In Manipur too, around 0.5 million tons of rice residues from 2.2 lakh hectares of rice area are being burnt annually leading to generation of pollutants such as 6864 tons of particulate matter, 31680 tons of carbon monoxide, 770880 tons of carbon dioxide, 1848 tons of nitrogenoxide and 1056 tons of sulphur dioxide, another study claimed.
All these issues were discussed during the workshop which aims to work out economically viable alternatives to rice residue burning and also to ensure a green environment to our future generation, which was held under the aegis of Indian Association of Hill Farming, Meghalaya in collaboration with Indian Council of Agricultural Research (ICAR) for NE region and Central Agricultural University, Imphal.
Most of the speakers including Manipur Agriculture Minister V Hangkhalian during the workshop shared their views on this subject to effectively manage the rice residue burning besides opining that they need to devise a meaningful strategy in a framer friendly way which can be initiated by the State Government in formulating a policy.
Creating awareness among the farmers of the State about the ill-effects of rice residue burning should be looked into.
In his speech, Manipur University’s Vice Chancellor Prof Aditya Prasad Pandey said rice residues burning in Manipur is a very serious issue and a cause for concern.

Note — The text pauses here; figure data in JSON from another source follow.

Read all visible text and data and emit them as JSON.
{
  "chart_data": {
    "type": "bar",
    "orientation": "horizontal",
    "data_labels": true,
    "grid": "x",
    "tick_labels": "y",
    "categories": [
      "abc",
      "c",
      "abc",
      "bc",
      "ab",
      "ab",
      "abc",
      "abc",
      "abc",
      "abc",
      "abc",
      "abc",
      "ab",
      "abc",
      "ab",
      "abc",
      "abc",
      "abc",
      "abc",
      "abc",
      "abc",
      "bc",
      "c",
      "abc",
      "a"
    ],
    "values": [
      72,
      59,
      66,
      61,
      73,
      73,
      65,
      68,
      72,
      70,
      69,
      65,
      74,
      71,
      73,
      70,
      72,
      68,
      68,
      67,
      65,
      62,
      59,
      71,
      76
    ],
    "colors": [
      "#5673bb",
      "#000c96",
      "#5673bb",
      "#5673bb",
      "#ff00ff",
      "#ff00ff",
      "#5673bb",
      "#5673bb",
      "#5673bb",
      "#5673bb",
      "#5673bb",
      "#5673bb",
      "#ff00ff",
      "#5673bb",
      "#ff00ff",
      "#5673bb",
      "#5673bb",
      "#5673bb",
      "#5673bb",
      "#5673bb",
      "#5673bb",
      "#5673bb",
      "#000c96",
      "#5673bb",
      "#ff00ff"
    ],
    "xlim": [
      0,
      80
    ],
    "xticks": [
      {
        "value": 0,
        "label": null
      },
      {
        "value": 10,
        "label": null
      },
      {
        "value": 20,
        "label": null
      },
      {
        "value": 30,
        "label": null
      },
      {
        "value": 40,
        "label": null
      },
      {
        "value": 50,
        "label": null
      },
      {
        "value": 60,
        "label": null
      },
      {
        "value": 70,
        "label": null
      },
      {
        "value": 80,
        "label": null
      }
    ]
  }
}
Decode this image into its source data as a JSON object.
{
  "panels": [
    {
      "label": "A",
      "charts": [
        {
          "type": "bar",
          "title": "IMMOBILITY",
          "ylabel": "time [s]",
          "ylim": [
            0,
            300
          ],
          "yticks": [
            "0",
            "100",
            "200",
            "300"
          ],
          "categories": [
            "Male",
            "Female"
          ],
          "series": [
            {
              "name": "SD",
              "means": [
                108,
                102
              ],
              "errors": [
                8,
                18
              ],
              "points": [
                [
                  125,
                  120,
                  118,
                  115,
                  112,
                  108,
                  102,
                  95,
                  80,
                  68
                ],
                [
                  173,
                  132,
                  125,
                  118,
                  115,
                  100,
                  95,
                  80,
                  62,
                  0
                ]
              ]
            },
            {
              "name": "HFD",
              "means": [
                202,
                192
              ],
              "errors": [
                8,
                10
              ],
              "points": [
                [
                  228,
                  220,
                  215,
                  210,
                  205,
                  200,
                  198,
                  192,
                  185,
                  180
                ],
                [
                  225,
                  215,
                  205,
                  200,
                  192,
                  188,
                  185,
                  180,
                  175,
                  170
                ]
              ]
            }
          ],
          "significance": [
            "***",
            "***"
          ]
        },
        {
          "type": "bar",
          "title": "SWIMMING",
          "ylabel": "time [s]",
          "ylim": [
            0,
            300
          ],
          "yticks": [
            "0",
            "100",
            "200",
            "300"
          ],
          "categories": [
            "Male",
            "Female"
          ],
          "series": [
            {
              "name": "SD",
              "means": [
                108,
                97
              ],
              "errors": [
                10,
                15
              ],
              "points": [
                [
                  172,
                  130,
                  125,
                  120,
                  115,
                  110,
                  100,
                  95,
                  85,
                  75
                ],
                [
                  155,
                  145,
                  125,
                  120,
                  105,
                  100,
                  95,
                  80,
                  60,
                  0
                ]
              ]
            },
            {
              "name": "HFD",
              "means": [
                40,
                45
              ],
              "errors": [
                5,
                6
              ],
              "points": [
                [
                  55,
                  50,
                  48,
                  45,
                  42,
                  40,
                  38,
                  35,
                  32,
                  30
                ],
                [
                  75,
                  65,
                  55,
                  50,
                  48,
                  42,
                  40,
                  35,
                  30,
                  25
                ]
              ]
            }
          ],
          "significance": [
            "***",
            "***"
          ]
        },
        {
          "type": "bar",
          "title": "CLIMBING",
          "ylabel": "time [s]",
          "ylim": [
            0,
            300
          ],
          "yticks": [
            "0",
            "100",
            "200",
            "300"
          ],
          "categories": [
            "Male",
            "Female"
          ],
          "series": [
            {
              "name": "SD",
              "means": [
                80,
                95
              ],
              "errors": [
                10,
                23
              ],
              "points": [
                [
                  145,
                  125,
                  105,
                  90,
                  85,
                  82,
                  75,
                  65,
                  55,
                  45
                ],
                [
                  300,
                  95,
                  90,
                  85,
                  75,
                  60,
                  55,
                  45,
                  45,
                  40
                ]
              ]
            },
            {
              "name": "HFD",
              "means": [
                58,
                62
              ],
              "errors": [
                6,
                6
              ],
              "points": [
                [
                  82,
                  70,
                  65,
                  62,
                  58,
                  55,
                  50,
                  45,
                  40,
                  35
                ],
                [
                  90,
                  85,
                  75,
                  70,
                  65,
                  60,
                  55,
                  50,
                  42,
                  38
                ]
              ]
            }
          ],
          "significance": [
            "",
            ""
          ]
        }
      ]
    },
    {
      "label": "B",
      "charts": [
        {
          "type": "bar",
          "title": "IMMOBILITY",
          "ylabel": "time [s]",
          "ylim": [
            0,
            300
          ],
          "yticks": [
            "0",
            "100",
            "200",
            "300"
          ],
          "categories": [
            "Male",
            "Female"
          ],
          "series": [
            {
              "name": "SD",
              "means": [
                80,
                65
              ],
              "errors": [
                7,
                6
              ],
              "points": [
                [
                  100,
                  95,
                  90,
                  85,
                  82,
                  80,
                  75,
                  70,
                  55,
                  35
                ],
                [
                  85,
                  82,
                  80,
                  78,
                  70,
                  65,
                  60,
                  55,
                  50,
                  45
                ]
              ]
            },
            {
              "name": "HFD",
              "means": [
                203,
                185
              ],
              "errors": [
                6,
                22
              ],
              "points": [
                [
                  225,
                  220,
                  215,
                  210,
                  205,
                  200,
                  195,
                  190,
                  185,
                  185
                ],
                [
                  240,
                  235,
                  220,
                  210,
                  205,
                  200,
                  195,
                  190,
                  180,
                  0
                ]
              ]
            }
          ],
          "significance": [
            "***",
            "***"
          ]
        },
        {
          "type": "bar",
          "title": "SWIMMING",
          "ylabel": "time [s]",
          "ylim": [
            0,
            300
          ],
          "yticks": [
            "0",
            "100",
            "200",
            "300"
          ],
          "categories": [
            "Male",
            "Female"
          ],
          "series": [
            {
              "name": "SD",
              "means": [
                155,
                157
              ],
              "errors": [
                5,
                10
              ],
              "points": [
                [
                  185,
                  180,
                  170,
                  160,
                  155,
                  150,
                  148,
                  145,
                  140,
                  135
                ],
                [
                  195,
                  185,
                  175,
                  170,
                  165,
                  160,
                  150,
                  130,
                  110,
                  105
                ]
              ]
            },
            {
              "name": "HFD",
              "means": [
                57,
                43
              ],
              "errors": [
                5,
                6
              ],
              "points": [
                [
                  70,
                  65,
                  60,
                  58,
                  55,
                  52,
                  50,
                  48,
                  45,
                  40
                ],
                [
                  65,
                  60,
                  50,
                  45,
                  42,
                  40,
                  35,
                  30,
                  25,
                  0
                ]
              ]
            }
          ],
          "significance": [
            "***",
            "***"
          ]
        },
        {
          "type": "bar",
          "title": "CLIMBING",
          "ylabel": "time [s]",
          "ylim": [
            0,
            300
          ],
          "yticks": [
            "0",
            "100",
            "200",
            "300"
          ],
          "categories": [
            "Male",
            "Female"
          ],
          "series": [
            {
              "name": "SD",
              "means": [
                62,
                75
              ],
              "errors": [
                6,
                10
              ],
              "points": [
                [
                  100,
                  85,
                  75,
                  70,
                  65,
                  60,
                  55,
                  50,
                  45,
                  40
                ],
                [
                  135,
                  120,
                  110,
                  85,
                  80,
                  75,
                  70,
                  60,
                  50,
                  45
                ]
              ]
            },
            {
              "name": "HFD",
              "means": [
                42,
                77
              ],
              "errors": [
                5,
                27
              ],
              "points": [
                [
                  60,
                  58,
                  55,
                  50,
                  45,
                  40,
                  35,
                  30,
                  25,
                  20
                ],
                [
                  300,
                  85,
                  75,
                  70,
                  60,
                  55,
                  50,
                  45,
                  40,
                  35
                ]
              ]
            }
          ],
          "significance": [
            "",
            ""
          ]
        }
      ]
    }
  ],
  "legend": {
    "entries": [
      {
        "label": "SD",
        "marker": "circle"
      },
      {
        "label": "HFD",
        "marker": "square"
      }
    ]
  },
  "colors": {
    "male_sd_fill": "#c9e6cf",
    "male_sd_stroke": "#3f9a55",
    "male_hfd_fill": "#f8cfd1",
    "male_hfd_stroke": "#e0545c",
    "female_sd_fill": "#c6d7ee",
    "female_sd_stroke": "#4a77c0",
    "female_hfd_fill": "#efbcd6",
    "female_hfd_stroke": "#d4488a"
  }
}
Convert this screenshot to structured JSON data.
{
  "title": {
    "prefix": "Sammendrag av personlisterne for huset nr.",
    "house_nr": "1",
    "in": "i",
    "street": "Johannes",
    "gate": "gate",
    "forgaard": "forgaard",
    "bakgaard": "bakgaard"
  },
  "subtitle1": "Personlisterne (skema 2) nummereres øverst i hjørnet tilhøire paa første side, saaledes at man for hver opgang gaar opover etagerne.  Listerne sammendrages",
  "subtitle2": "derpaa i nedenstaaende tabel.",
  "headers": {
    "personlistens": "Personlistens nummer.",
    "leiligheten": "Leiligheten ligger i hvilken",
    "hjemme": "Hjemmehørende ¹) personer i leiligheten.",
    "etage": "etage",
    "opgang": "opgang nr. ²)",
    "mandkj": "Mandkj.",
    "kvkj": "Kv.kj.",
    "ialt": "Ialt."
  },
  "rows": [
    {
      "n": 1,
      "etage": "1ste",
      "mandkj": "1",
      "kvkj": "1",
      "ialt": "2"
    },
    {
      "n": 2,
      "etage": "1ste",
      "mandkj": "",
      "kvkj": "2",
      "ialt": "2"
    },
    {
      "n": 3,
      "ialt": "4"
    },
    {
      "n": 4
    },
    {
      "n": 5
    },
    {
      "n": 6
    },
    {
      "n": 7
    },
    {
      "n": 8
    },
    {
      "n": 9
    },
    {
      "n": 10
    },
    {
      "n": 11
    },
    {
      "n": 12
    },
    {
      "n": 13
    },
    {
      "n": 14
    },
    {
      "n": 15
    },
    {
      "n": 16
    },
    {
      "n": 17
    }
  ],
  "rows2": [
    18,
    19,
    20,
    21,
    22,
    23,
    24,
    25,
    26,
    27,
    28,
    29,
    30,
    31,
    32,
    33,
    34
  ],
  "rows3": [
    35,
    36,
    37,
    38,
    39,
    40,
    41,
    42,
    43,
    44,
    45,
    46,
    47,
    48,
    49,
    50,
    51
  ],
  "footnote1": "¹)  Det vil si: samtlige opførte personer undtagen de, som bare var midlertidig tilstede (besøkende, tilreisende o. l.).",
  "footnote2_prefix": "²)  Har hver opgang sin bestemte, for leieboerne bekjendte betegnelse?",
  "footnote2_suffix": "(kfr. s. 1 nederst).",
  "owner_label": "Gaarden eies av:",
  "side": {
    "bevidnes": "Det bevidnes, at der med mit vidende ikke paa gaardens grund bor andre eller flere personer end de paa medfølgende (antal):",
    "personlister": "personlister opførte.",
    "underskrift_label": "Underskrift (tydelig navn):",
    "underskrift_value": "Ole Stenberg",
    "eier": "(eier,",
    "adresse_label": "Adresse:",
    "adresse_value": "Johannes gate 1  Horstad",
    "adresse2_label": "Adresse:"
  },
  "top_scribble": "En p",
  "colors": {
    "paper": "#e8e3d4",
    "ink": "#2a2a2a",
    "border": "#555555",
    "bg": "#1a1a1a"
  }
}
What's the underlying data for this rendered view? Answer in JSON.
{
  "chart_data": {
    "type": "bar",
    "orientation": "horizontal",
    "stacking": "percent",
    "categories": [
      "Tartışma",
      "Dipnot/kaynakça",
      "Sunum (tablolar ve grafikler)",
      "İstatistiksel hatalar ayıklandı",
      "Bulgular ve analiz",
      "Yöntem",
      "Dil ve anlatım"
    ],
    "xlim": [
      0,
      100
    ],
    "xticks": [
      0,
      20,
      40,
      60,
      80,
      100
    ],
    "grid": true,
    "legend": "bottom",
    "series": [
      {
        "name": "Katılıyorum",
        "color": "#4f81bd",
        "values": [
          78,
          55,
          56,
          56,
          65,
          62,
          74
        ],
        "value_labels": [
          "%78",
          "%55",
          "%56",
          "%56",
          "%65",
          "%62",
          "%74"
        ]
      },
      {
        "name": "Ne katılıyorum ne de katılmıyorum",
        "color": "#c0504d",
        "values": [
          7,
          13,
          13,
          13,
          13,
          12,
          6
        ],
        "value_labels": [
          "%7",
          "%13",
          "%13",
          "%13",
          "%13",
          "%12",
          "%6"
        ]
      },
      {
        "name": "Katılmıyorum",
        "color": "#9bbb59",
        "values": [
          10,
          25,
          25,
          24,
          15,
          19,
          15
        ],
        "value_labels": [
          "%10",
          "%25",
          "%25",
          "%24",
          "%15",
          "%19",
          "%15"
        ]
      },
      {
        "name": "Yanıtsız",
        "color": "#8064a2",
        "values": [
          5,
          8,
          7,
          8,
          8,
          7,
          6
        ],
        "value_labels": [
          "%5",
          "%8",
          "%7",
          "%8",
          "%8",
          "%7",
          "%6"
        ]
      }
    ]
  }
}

Additional Chief Secretary Suhel Akhtar, Director N Prakash of ICAR for NE region, General Manager PN Praveen Kumar of NABARD, Manipur Regional Office, former president Dr S V Ngachan of Indian Association of Hill Farming, directors of Agriculture and Environment departments, Ph Rajendro, Y Nabachandra and director of National Centre of Organic Farming, Gaziabad, Dr Krishna Chandra, attended the inaugural function wherein a souvenir was also released.